New phase of Covid-19 pandemic as two variants of the virus combine to form a mutated hybrid

Two variants of the coronavirus first identified in the United Kingdom and in California USA, have reportedly combined into a heavily mutated hybrid. 

This could signal a new phase of the covid-19 pandemic, as more hybrid variants may emerge.

According to a report by New Scientist, the hybrid was formed when “two variants of the SARS-CoV-2 coronavirus” that causes COVID-19 “combined their genomes.”

New Scientist said a virus sample in California revealed the “recombination” event, giving rise to warnings that “we may be poised to enter a new phase of the pandemic.”

What two variants combined to create the new hybrid?

A recombination of the U.K.’s highly transmissible B.1.1.7 variant and the B.1.429 variant that originated in California, resulted in the hybrid virus, New Scientist reported.

New Scientist added that a recent wave of cases in Los Angeles may have been sparked by the hybrid, because “it carries a mutation making it resistant to some antibodies.”

The recombinant was discovered at the Los Alamos National Laboratory in New Mexico by Bette Korber, the report said.

On Feb. 2, Korber, told a meeting organized by the New York Academy of Sciences that “she had seen ‘pretty clear’ evidence of it in her database of US viral genomes,” New Scientist cited.

The recombinant would be this pandemic’s first.

Despite “recombination” being common in coronaviruses, if confirmed, New Scientist said, “the recombinant would be the first to be detected in this pandemic.” Two research groups independently reported in December and January, that they hadn’t seen any evidence of recombination, although “it has long been expected,” New Scientist noted.

How does the “recombination” mutation differ?

New Scientist explains that with regular mutation, “changes accumulate one at a time.” An example would be variants such as B.1.1.7. Though with recombination, “multiple mutations” can be brought together “in one go.” Typically these don’t grant the virus any advantage, but sometimes they do.

New Scientist cites François Balloux at University College London whose thought is that “recombination can be of major evolutionary importance,” and New Scientist noted that many consider it “to be how SARS-CoV-2 originated.”

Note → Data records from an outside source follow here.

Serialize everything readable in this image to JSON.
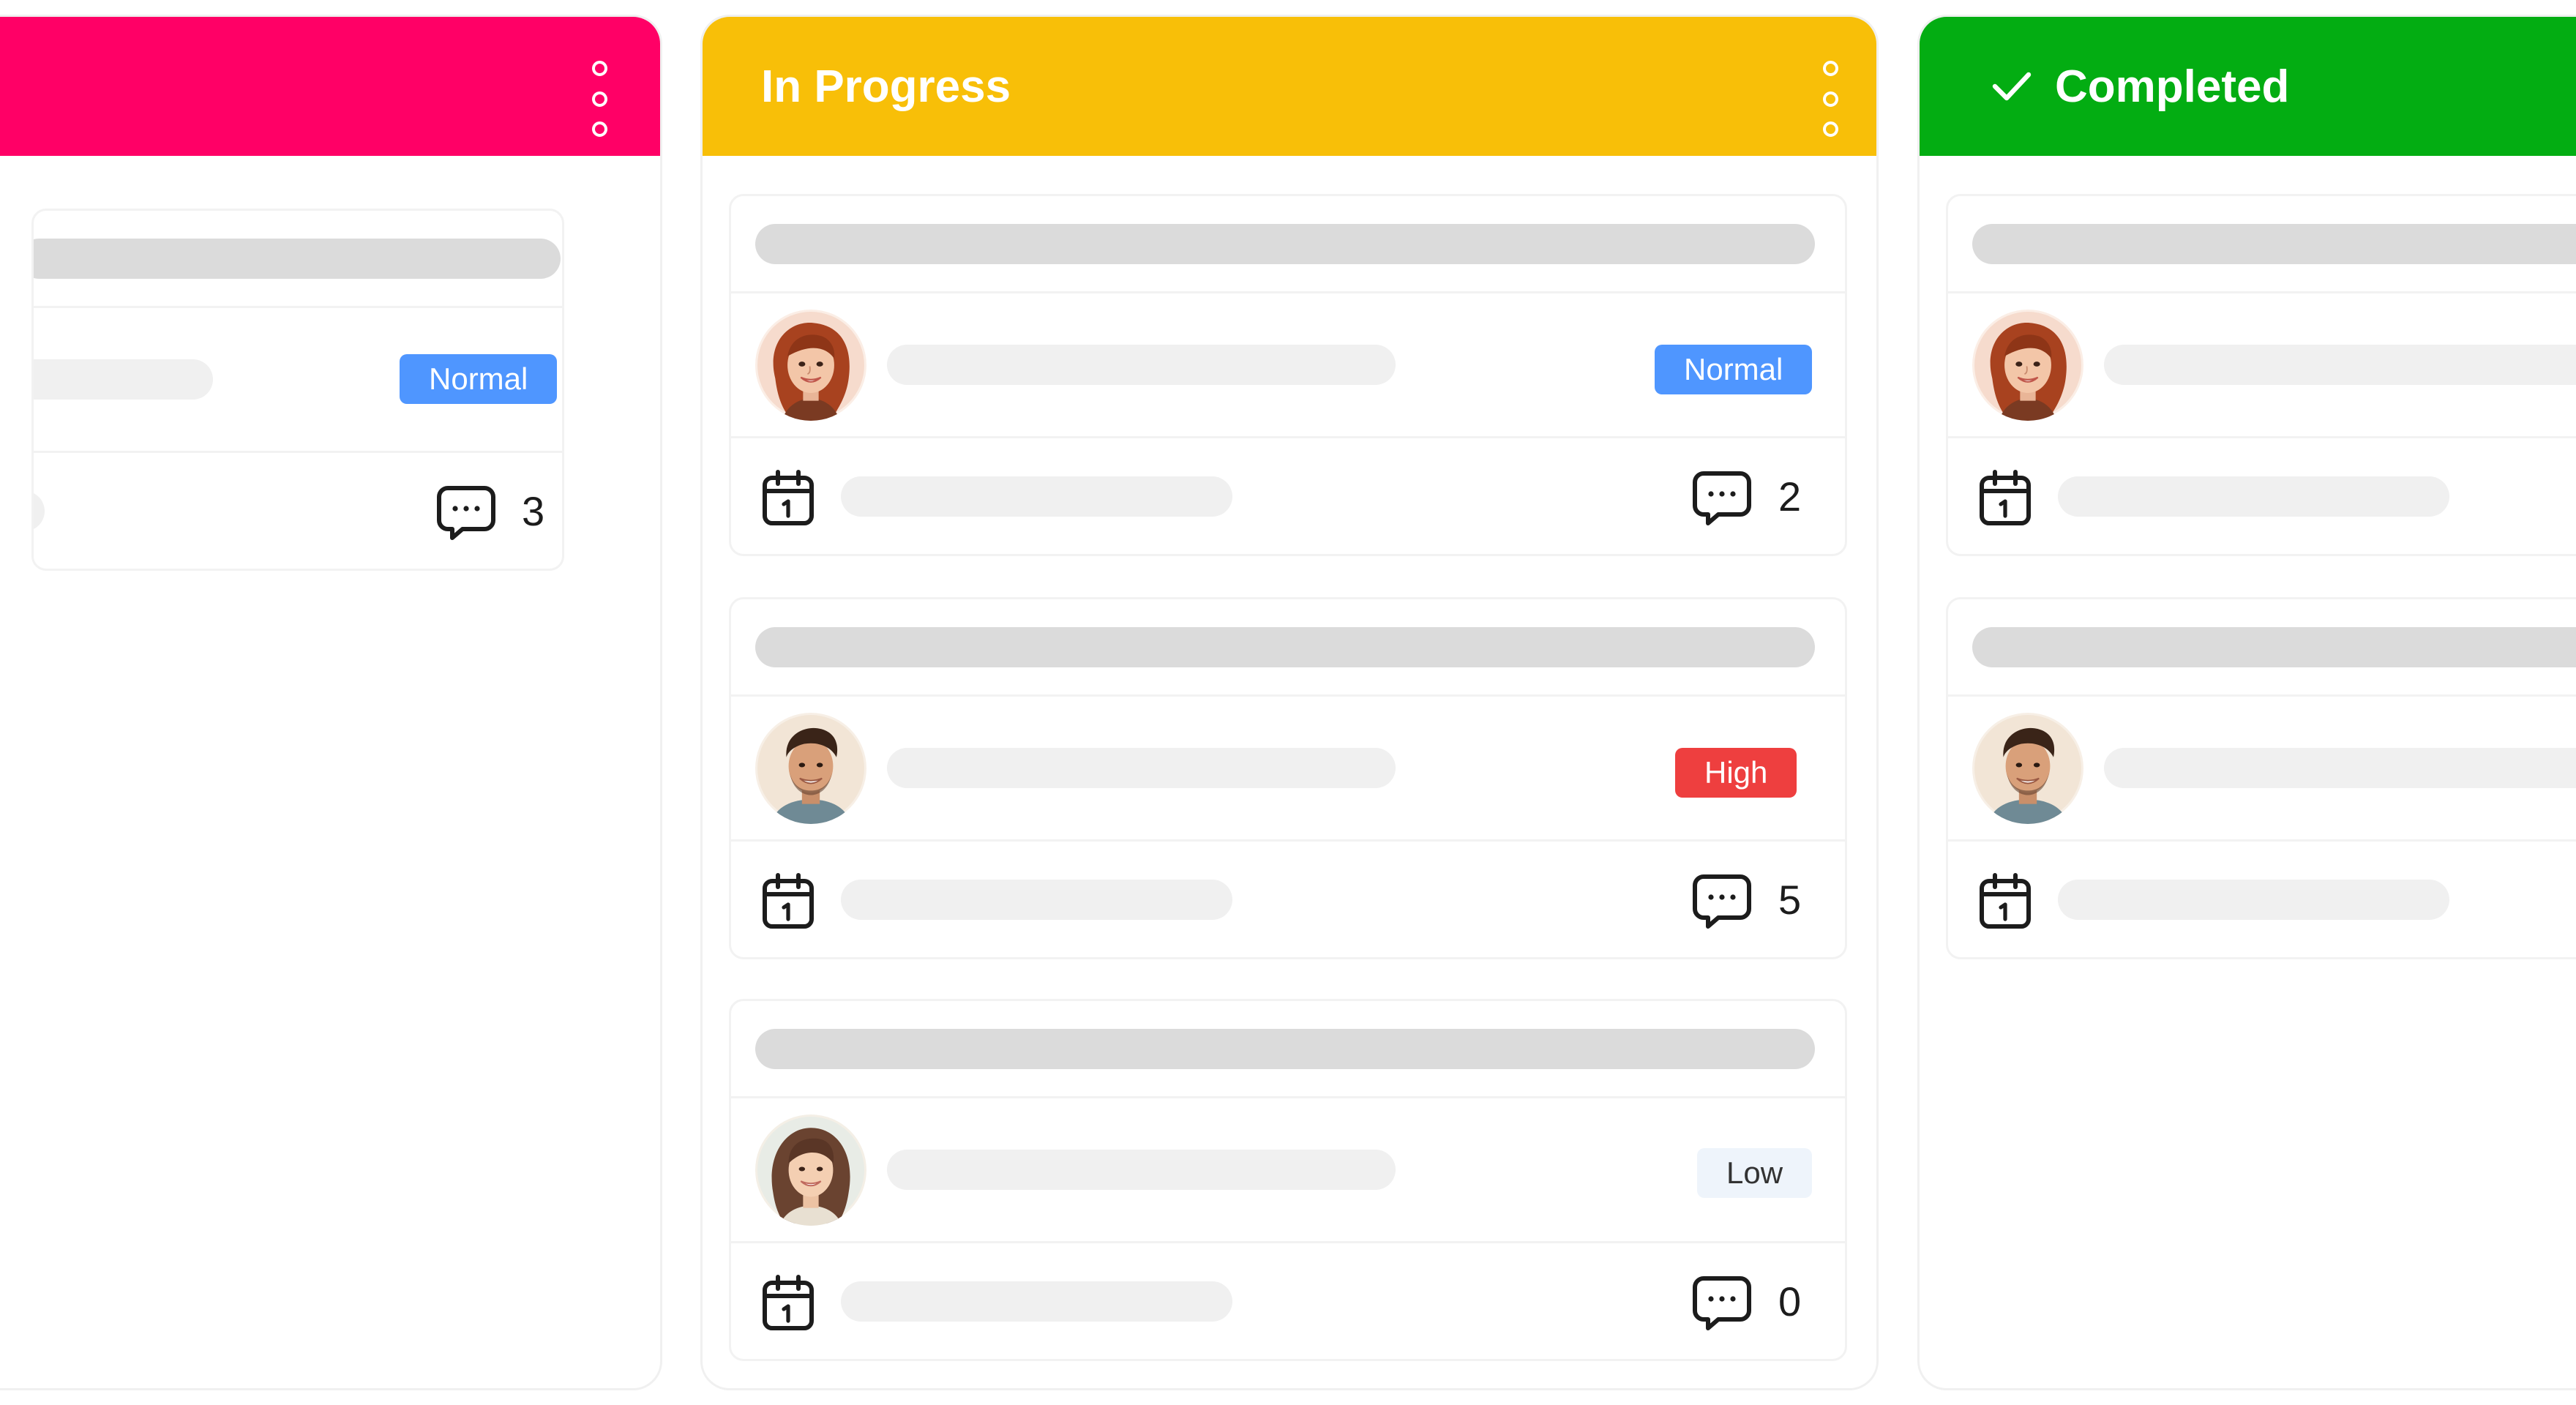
{
  "columns": {
    "todo": {
      "title": "",
      "header_color": "#ff0066",
      "cards": [
        {
          "priority": "Normal",
          "comments": "3"
        }
      ]
    },
    "in_progress": {
      "title": "In Progress",
      "header_color": "#f8bf08",
      "cards": [
        {
          "avatar": "avatar-woman-red-hair",
          "priority": "Normal",
          "comments": "2"
        },
        {
          "avatar": "avatar-man-dark-hair",
          "priority": "High",
          "comments": "5"
        },
        {
          "avatar": "avatar-woman-brown-hair",
          "priority": "Low",
          "comments": "0"
        }
      ]
    },
    "completed": {
      "title": "Completed",
      "header_color": "#03ad12",
      "header_icon": "check-icon",
      "cards": [
        {
          "avatar": "avatar-woman-red-hair"
        },
        {
          "avatar": "avatar-man-dark-hair"
        }
      ]
    }
  },
  "priority_colors": {
    "Normal": "#4f96ff",
    "High": "#ee3f3f",
    "Low": "#eef4fb"
  },
  "icons": {
    "calendar": "calendar-icon",
    "comment": "comment-icon",
    "menu": "kebab-menu-icon"
  }
}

Although it remains unclear, the level of threat “this first recombination event might pose,” the possibility exists for recombination to “lead to the emergence of new and even more dangerous variants,” the report said.

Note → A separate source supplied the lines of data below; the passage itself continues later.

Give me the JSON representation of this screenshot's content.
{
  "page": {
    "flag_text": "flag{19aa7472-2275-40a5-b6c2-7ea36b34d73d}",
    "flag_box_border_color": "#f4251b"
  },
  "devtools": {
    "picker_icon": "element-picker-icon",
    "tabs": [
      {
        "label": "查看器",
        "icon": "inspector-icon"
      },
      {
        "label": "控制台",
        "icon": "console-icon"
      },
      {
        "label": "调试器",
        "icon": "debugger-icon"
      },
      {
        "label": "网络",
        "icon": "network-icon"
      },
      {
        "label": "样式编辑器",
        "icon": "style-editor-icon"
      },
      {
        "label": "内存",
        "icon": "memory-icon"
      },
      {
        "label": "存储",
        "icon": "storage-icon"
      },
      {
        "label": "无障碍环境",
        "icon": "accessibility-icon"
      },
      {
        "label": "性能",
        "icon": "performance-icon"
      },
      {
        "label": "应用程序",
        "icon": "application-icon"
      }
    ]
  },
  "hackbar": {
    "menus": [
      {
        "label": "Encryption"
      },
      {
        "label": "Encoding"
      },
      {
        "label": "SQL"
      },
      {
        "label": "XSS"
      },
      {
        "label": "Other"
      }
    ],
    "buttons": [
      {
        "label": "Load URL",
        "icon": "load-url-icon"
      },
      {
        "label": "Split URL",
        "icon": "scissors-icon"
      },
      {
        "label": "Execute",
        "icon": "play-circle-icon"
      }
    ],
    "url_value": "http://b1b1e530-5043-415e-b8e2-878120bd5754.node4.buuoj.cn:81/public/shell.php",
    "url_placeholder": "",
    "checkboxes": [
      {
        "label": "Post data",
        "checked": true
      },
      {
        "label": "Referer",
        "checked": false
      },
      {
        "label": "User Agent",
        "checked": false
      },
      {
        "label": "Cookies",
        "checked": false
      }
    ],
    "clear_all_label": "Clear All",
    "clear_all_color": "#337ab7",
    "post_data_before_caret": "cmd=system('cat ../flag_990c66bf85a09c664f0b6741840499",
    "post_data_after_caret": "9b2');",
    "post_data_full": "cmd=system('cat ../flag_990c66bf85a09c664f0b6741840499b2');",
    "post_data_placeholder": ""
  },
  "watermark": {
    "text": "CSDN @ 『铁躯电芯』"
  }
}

New Scientist noted that among thousands of sequences, Korber has seen only a single recombinant genome. Also, the report noted that it’s unclear “whether the virus is being transmitted from person to person or is just a one-off.”

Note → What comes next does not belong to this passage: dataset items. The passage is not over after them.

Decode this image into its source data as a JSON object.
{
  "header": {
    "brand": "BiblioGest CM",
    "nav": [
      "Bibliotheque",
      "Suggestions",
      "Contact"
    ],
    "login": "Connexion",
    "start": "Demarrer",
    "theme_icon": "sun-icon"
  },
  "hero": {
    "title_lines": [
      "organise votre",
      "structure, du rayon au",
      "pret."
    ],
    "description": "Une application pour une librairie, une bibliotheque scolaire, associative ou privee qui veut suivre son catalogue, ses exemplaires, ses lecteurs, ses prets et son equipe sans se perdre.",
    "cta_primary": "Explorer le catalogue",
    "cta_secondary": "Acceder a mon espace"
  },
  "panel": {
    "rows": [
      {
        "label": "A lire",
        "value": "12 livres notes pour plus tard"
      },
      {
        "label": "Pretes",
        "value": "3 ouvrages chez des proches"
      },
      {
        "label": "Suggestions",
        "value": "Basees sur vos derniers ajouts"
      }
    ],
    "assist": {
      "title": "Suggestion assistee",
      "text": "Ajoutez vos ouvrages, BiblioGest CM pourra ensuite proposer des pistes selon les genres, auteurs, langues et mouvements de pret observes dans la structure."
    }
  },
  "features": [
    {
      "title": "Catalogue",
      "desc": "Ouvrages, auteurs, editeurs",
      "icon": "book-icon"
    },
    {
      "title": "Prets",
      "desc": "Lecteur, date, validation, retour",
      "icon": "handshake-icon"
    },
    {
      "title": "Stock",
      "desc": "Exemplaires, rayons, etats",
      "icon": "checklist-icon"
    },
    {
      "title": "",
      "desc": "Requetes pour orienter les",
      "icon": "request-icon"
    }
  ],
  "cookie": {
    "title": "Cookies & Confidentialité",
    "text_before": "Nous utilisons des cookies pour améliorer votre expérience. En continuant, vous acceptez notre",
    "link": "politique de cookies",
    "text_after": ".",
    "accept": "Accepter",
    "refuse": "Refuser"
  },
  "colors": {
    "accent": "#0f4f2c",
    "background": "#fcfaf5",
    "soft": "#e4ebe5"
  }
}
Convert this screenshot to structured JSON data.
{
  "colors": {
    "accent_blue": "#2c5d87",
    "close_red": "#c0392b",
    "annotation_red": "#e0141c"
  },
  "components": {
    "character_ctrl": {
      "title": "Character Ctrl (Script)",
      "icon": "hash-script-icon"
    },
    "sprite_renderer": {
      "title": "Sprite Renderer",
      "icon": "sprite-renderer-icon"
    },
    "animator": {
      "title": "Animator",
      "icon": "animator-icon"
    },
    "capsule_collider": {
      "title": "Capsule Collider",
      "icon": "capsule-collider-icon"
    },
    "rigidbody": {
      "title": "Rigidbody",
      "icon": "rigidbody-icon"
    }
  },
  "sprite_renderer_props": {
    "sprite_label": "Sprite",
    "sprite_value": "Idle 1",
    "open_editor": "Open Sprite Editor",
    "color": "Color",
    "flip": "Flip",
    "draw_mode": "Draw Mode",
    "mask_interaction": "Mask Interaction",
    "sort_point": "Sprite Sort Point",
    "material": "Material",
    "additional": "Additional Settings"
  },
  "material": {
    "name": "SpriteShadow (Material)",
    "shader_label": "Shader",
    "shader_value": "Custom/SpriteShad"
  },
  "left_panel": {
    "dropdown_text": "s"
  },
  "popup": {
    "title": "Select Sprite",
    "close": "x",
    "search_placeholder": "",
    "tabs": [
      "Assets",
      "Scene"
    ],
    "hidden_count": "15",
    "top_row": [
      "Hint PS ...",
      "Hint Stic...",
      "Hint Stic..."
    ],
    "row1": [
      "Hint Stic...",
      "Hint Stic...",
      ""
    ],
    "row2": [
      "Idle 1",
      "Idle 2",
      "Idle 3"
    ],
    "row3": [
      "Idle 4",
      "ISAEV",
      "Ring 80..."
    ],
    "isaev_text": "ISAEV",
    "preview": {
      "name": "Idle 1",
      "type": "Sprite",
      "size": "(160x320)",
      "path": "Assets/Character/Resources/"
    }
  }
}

How does recombination occur?

New Scientist provides this explanation: “Recombination commonly occurs in coronaviruses because the enzyme that replicates their genome is prone to slipping off the RNA strand it is copying and then rejoining where it left off. If a host cell contains two different coronavirus genomes, the enzyme can repeatedly jump from one to the other, combining different elements of each genome to create a hybrid virus.”

The report noted that since “people can be infected with two different variants” simultaneously, “the recent emergence of multiple variants of the new coronavirus may have created the raw material for recombination.”

New Scientist cited Sergei Pond at Temple University in Pennsylvania, who said: “We may be getting to the point when this is happening at appreciable rates.”

The report said Pond who compares “thousands of genome sequences uploaded to databases,” in order to keep “an eye out for recombinants,” says “there is still no evidence of widespread recombination, but that ‘coronaviruses all recombine, so it’s a question of when, not if.’”

What are the implications of the finding?

New Scientist noted that because “little is known about the recombinant’s biology,” the implications are currently unclear. However, it points out that the recombinant carries a mutation from B.1.1.7, “which makes the UK virus more transmissible,” and another from B.1.429, “which can confer resistance to antibodies.”

New Scientist cited Korber, who said at the New York meeting: “This kind of event could allow the virus to have coupled a more infectious virus with a more resistant virus.”